Mês de março traz reflexão e discussão
A psicóloga clínica Géssica Zardo, que trabalha em Camargo e Marau, além de já ter atuado também no Centro de Atendimento à Mulher de Marau, destaca a importância da Lei Maria da Penha nesse contexto, sancionada em 2006 e considerada um marco na proteção às mulheres. “Apesar de muitas pessoas julgarem a Lei como ineficaz, muitas vidas foram e continuam sendo salvas e protegidas através dela, sendo considerada uma das Leis mais avançadas no mundo. O que ainda é ineficiente é a conscientização por parte das pessoas; são os indivíduos que não respeitam os limites, as leis”.
A psicóloga segue explicando o que é, na prática, considerado como violência doméstica. “Quando falamos de violência doméstica, muitas pessoas pensam em violência física, mas a violência é muito ampla. Conforme a Lei Maria da Penha, os atos podem ser classificados em cinco tipos de violência: física, moral, sexual, patrimonial e psicológica. Em muitos casos, ambas acontecem simultaneamente.
Ciclo da violência doméstica
“É comum que muitos dos atos violentos sejam negligenciados, visto que inicialmente a violência não é escancarada, a proporção é mais sutil, configurando o ciclo da violência doméstica, que apresenta três fases: aumento da tensão, ato de violência e lua de mel ou arrependimento e comportamento carinhoso. Como é um ciclo, assim que ele acaba, a primeira fase retorna, se a mulher não buscar ajuda ou não tomar nenhuma atitude para estancá-lo”, relata a profissional.
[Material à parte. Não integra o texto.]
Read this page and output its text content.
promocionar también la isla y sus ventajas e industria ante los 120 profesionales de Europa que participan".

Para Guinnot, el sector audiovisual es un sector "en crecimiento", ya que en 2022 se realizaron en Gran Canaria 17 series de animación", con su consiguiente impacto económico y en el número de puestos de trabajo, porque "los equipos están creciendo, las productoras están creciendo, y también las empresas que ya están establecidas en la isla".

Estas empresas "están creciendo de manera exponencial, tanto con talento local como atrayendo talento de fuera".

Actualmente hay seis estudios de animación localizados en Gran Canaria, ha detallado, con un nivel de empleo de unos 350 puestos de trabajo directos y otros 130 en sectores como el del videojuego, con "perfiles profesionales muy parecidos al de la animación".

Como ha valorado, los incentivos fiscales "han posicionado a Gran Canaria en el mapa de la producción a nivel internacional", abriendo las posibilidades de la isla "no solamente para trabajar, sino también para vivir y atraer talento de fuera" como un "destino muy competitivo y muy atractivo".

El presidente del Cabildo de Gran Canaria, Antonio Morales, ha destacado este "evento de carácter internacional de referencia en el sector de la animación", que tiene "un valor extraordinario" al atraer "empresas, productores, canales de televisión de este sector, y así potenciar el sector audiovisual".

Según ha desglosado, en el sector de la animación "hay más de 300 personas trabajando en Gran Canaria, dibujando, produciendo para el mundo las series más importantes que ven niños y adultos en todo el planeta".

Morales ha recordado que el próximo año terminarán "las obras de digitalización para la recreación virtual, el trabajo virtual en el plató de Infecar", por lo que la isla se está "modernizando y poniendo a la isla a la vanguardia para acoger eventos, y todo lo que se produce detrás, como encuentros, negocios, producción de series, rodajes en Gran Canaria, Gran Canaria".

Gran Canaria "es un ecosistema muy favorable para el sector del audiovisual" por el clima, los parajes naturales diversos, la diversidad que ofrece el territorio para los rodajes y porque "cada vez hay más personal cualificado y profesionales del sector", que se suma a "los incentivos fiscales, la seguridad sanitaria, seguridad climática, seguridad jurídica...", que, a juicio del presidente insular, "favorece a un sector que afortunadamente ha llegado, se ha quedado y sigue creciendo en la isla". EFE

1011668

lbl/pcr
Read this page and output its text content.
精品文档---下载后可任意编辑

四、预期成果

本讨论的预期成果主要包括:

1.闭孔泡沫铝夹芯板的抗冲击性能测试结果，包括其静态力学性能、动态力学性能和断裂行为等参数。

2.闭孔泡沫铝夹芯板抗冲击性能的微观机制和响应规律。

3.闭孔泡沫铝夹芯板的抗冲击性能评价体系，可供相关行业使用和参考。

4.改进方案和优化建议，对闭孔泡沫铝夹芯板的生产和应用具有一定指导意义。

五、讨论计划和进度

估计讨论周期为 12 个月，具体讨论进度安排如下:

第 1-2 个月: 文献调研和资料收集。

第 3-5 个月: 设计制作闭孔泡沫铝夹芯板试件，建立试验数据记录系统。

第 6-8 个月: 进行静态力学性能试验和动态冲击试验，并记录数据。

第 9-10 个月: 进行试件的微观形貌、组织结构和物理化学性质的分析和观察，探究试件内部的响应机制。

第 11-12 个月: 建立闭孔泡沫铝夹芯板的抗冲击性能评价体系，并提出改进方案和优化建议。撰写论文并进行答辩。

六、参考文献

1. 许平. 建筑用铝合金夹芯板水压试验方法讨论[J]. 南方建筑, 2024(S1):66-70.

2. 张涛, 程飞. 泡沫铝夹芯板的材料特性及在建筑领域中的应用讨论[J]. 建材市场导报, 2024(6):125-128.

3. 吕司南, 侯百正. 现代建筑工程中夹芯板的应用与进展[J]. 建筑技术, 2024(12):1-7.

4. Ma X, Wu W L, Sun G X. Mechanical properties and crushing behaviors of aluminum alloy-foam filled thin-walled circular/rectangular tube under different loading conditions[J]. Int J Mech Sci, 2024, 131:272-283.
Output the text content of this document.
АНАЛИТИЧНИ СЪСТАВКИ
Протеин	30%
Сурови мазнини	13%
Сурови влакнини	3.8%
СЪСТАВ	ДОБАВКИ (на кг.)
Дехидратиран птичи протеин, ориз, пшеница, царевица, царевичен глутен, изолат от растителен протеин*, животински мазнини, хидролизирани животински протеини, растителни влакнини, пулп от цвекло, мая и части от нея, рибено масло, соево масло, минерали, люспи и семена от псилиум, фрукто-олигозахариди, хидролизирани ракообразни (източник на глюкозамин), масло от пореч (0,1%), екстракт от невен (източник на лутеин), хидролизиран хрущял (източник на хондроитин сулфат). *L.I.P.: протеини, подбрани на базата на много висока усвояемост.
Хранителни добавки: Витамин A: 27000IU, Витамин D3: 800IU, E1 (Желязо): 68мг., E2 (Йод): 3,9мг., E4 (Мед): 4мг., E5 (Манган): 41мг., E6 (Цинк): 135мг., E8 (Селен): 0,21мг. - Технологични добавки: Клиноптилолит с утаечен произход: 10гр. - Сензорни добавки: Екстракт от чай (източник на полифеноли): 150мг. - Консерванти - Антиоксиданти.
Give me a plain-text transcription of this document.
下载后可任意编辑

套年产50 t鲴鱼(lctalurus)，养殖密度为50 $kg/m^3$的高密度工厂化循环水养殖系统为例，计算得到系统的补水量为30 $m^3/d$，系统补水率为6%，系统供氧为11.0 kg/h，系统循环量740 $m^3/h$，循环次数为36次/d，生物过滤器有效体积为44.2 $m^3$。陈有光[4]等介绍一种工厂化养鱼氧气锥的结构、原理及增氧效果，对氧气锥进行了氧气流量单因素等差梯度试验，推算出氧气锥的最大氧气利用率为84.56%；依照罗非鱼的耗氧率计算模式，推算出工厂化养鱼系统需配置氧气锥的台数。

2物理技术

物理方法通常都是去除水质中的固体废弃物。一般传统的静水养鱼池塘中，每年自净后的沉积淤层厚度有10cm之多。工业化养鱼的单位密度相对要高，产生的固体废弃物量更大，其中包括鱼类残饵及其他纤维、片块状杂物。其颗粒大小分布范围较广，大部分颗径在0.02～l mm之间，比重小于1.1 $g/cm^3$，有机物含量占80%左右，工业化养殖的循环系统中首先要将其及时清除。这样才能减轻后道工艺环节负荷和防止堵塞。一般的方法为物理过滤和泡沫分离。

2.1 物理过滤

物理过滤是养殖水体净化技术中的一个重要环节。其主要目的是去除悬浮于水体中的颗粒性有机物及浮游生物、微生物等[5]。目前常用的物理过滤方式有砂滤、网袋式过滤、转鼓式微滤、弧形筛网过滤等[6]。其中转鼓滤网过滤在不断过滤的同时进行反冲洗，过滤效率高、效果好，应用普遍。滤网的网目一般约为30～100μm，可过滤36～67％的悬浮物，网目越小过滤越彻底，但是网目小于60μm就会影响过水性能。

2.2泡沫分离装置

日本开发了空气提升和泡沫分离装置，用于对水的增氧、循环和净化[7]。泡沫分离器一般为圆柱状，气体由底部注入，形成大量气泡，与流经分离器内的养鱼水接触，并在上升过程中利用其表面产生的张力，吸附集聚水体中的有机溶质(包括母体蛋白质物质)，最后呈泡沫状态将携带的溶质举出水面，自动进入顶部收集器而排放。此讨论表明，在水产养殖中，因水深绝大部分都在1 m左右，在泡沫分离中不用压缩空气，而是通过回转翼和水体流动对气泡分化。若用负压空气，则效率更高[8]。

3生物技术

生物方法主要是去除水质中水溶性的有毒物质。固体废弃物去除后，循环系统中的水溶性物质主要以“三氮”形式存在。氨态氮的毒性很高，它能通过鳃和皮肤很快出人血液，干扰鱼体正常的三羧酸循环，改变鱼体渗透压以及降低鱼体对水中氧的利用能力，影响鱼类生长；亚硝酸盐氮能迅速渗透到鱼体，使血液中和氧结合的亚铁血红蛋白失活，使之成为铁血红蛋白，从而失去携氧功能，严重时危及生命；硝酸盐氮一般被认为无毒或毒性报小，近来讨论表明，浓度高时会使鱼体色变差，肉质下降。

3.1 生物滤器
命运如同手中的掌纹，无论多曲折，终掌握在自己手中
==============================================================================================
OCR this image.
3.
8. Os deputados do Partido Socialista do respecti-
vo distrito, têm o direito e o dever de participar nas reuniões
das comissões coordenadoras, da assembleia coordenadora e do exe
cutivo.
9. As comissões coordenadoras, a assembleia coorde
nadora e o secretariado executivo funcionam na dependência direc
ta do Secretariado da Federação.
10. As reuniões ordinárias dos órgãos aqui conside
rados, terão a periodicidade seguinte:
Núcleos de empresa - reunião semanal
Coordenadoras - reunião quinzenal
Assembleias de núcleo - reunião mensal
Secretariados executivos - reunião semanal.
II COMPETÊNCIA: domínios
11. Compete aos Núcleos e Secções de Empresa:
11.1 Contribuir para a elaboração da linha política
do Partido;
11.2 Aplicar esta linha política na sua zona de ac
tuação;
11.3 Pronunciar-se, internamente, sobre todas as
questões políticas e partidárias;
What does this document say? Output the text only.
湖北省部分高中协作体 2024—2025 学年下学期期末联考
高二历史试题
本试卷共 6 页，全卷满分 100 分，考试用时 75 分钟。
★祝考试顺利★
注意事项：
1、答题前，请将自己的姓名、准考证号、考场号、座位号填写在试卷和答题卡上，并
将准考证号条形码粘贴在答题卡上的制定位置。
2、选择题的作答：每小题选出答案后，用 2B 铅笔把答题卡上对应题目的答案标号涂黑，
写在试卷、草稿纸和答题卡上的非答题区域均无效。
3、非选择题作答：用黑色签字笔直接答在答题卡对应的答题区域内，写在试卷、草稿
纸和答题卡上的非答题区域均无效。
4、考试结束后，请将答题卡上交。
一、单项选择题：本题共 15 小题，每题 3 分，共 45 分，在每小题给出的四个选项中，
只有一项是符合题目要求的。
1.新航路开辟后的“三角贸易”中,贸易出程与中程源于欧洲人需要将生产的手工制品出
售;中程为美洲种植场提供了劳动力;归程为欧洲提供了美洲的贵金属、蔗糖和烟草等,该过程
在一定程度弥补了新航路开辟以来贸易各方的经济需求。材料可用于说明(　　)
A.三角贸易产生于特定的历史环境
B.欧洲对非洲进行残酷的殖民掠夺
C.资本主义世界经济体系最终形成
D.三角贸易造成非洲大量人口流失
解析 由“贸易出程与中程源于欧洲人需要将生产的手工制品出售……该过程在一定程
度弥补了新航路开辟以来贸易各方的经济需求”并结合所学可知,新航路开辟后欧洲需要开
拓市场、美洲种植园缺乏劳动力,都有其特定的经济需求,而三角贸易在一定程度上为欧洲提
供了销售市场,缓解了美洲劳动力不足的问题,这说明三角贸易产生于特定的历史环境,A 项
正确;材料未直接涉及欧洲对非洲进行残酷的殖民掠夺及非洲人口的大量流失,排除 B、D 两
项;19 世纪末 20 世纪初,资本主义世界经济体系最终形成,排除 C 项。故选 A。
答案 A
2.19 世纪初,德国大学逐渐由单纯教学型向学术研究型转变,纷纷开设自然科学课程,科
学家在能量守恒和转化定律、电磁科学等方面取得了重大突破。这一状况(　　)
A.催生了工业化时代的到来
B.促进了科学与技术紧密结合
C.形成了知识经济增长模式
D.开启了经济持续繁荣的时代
Outro fator que ainda não recebe a relevância necessária é a avaliação de risco, conforme segue explicando Géssica. “Existem critérios que podem dar a dimensão do risco da violência ocorrer, seja desde a violência psicológica até o feminicídio, como: conflitos interpessoais, violência anterior com outra parceira, uso abusivo de drogas/álcool, percepção sobre violência, história criminal, separação e início de novo relacionamento, descumprimento de medida protetiva, comportamentos violentos, impulsividade, ameaças e possuir arma de fogo”.
Todos são responsáveis
Ela ainda faz uma reflexão: “somos todos responsáveis por defender a igualdade de gênero, nos mais variados ambientes. Quando presenciamos uma situação e nos omitimos, optamos por ‘não meter a colher na briga de marido e mulher’ estamos compactuando com a situação. Trata-se de um tema muito sério, que precisa ter relevância e não ser banalizado com críticas, descumprimento e denúncias falsas”.